Migranti lungo la rotta balcanica: triplicati dallo scorso gennaio

L’Europa guarda con preoccupazione al numero crescente di sbarchi che convogliano migliaia di migranti e rifugiati nei Paesi UE che si affacciano sul Mediterraneo. La fuga da guerre e miseria ha conosciuto un’impennata dall’inizio dell’anno, tanto che anche la cosiddetta rotta dei Balcani, via terra, è tornata a «gonfiarsi» nel corso degli ultimi mesi.
Secondo l’Agenzia europea delle guardie di frontiera Frontex, da gennaio a giugno sono state individuate oltre 70.000 persone sulla rotta balcanica, tre volte di più rispetto allo stesso periodo del 2021 e a un livello mai visto dopo la crisi del 2015-2016 quando quasi un milione di persone erano passate per tale cammino che in realtà comprende diversi percorsi. «Attualmente è la rotta migratoria verso l’UE più attiva», ha stimato Frontex lo scorso 12 agosto. A Subotica, città del nord della Serbia, sono migliaia le persone originarie del Maghreb ma anche dell’Asia, che recentemente si sono ammassate lungo il confine con l’Ungheria. Una situazione che non si vedeva dal 2015. Abbiamo cercato di capire cosa accade al confine tra Slovenia e Italia, sentendo Gianfranco Schiavone, presidente della Onlus «Consorzio italiano di solidarietà», ossia l’ente che dal 1998 gestisce il sistema di accoglienza e di protezione dei rifugiati a Trieste.
«In Italia - afferma Schiavone - registriamo un aumento degli arrivi in quanto dalla seconda metà del 2021 la procedura illegale delle riammissioni informali sul confine italo-sloveno (i profughi venivano costretti a tornare in territorio sloveno n.d.r.) è cessata. Quindi al confine orientale italiano le persone che chiedono protezione internazionale ottengono subito l’accesso alla procedura che purtroppo non è veloce». Questi tempi lunghi per l’accesso all’accoglienza si registrano anche in altri Paesi europei. E così a Trieste nell’estate 2022 è esploso il problema della mancanza di posti di prima accoglienza. «Ciò è dovuto al fatto che da inizio luglio, e il problema persiste a tutt’oggi, vi è stato un rallentamento drastico dei trasferimenti da Trieste verso altre città del Paese, che - rammenta Schiavone - avviene sulla base delle indicazioni fornite alla Prefettura di Trieste dal ministero dell’Interno. Se prima i richiedenti asilo rimanevano nel capoluogo del Friuli-Venezia Giulia per pochissimi giorni, ora vi rimangono per settimane».
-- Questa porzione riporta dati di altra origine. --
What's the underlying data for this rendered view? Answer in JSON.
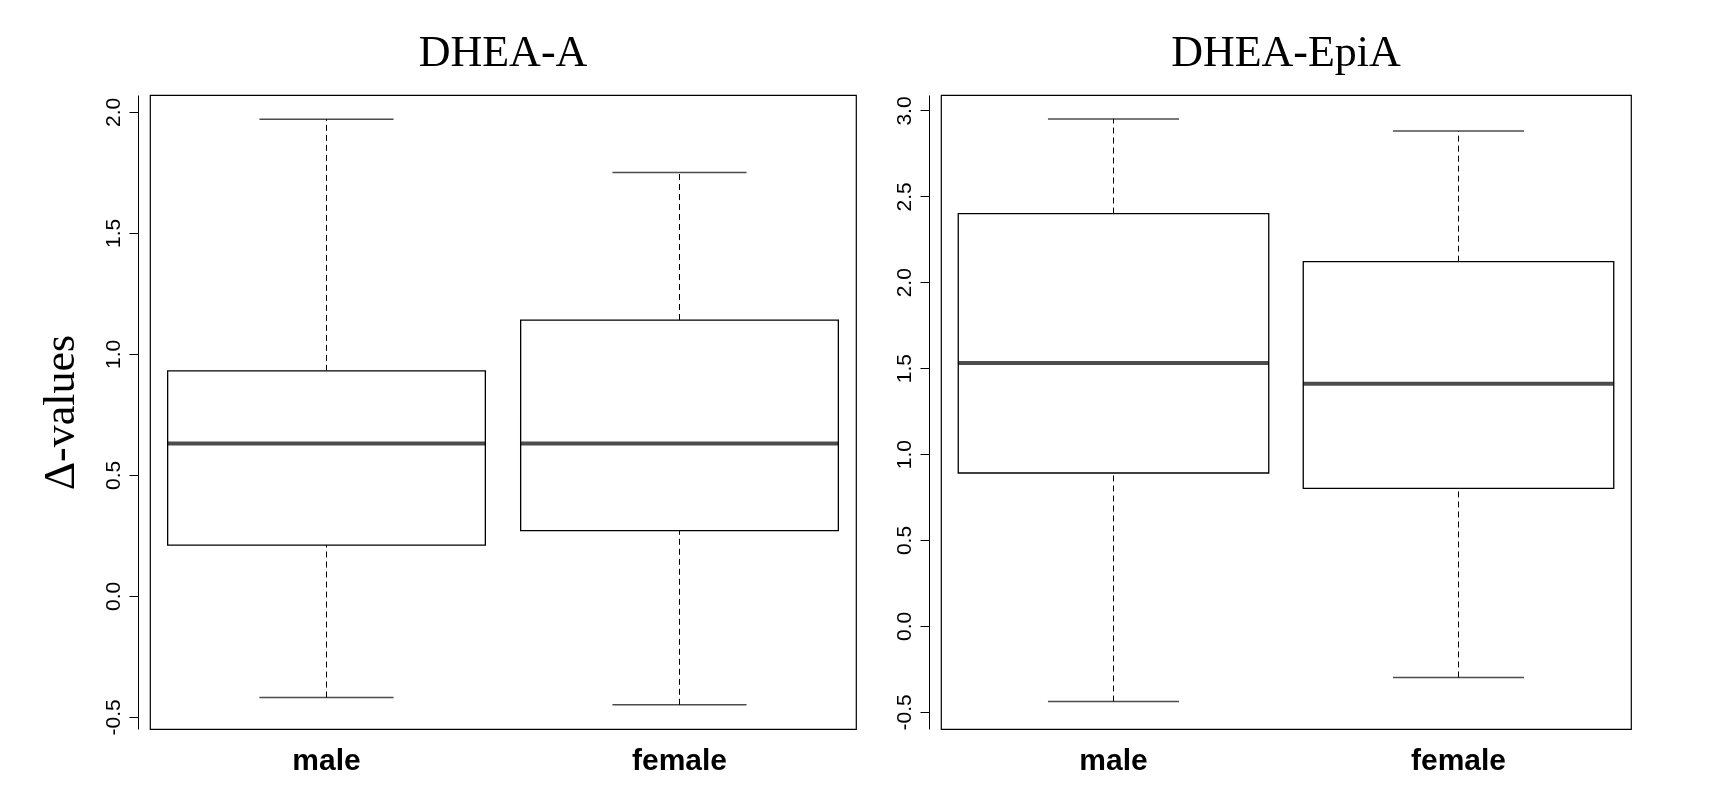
{
  "chart_data": [
    {
      "type": "box",
      "title": "DHEA-A",
      "ylabel": "Δ-values",
      "categories": [
        "male",
        "female"
      ],
      "boxes": [
        {
          "low": -0.42,
          "q1": 0.21,
          "median": 0.63,
          "q3": 0.93,
          "high": 1.97
        },
        {
          "low": -0.45,
          "q1": 0.27,
          "median": 0.63,
          "q3": 1.14,
          "high": 1.75
        }
      ],
      "ylim": [
        -0.55,
        2.07
      ],
      "yticks": [
        {
          "value": -0.5,
          "label": "-0.5"
        },
        {
          "value": 0,
          "label": "0.0"
        },
        {
          "value": 0.5,
          "label": "0.5"
        },
        {
          "value": 1,
          "label": "1.0"
        },
        {
          "value": 1.5,
          "label": "1.5"
        },
        {
          "value": 2,
          "label": "2.0"
        }
      ],
      "grid": false
    },
    {
      "type": "box",
      "title": "DHEA-EpiA",
      "categories": [
        "male",
        "female"
      ],
      "boxes": [
        {
          "low": -0.44,
          "q1": 0.89,
          "median": 1.53,
          "q3": 2.4,
          "high": 2.95
        },
        {
          "low": -0.3,
          "q1": 0.8,
          "median": 1.41,
          "q3": 2.12,
          "high": 2.88
        }
      ],
      "ylim": [
        -0.6,
        3.09
      ],
      "yticks": [
        {
          "value": -0.5,
          "label": "-0.5"
        },
        {
          "value": 0,
          "label": "0.0"
        },
        {
          "value": 0.5,
          "label": "0.5"
        },
        {
          "value": 1,
          "label": "1.0"
        },
        {
          "value": 1.5,
          "label": "1.5"
        },
        {
          "value": 2,
          "label": "2.0"
        },
        {
          "value": 2.5,
          "label": "2.5"
        },
        {
          "value": 3,
          "label": "3.0"
        }
      ],
      "grid": false
    }
  ]
}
Nel frattempo, però, gli arrivi di migranti continuano, per cui il sistema di smistamento è gravemente ingolfato. All’inizio di questa settimana, nota Schiavone, vi erano almeno 250 persone senza posto. «Ed è una condizione che per molti migranti arrivati da noi perdura da 15-30 giorni. Il nostro ente, il Consorzio italiano di solidarietà - precisa il nostro interlocutore - ha fatto ben sette segnalazioni ufficiali alle autorità competenti, ma a tuttora il problema non è stato risolto». A Trieste ai primi posti per numero di arrivi figurano i cittadini di Afghanistan e Pakistan. Vi sono poi iracheni, iraniani e ultimamente sono aumentati gli arrivi dalla parte curda della Turchia.
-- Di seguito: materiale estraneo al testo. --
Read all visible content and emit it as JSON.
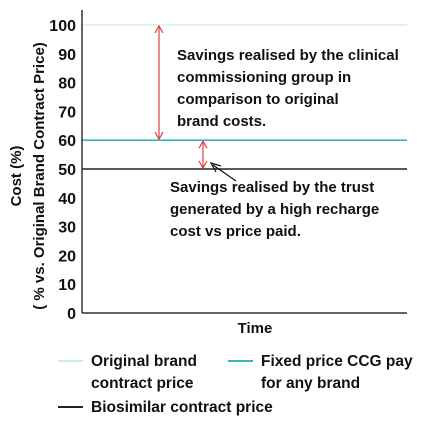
{
  "chart_data": {
    "type": "line",
    "ylabel_line1": "Cost (%)",
    "ylabel_line2": "( % vs. Original Brand Contract Price)",
    "xlabel": "Time",
    "ylim": [
      0,
      100
    ],
    "yticks": [
      0,
      10,
      20,
      30,
      40,
      50,
      60,
      70,
      80,
      90,
      100
    ],
    "series": [
      {
        "name_lines": [
          "Original brand",
          "contract price"
        ],
        "y": 100,
        "color": "#cfecea"
      },
      {
        "name_lines": [
          "Fixed price CCG pay",
          "for any brand"
        ],
        "y": 60,
        "color": "#39b3c9"
      },
      {
        "name_lines": [
          "Biosimilar contract price"
        ],
        "y": 50,
        "color": "#1c2430"
      }
    ],
    "annotations": [
      {
        "from": 60,
        "to": 100,
        "color": "#e0413a",
        "lines": [
          "Savings realised by the clinical",
          "commissioning group in",
          "comparison to original",
          "brand costs."
        ]
      },
      {
        "from": 50,
        "to": 60,
        "color": "#e0413a",
        "lines": [
          "Savings realised by the trust",
          "generated by a high recharge",
          "cost vs price paid."
        ]
      }
    ]
  }
}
«La maggior delle domande presentate a Trieste viene accolta - chiosa il presidente della Onlus - la media dei rigetti in prima istanza è del 37% contro una media nazionale del 56%. Ciò è dovuto al fatto che la rotta balcanica è percorsa prevalentemente da persone che hanno un bisogno oggettivo di protezione». «La prefettura, a cui spetta la ridistribuzione dei richiedenti protezione in varie località italiane, in luglio e agosto si è mostrata inadempiente, lasciando le persone letteralmente sulla strada».
I profughi e i migranti che non vogliono fermarsi in Italia rischiano di finire nella rete dei trafficanti. «Oggi nessun viaggio verso altri Paesi europei è organizzato dagli stessi migranti - afferma Schiavone - ciò avveniva in passato, ma gli accresciuti controlli e l’adozione dei respingimenti hanno favorito l’aumento delle organizzazioni che gestiscono il traffico dei migranti, alle quali i profughi devono rivolgersi per bypassare i controlli ed evitare i respingimenti». L’effetto paradossale dell’aumento dei controlli, sottolinea l’esperto di migrazione, è che ciò ha favorito le organizzazioni criminali.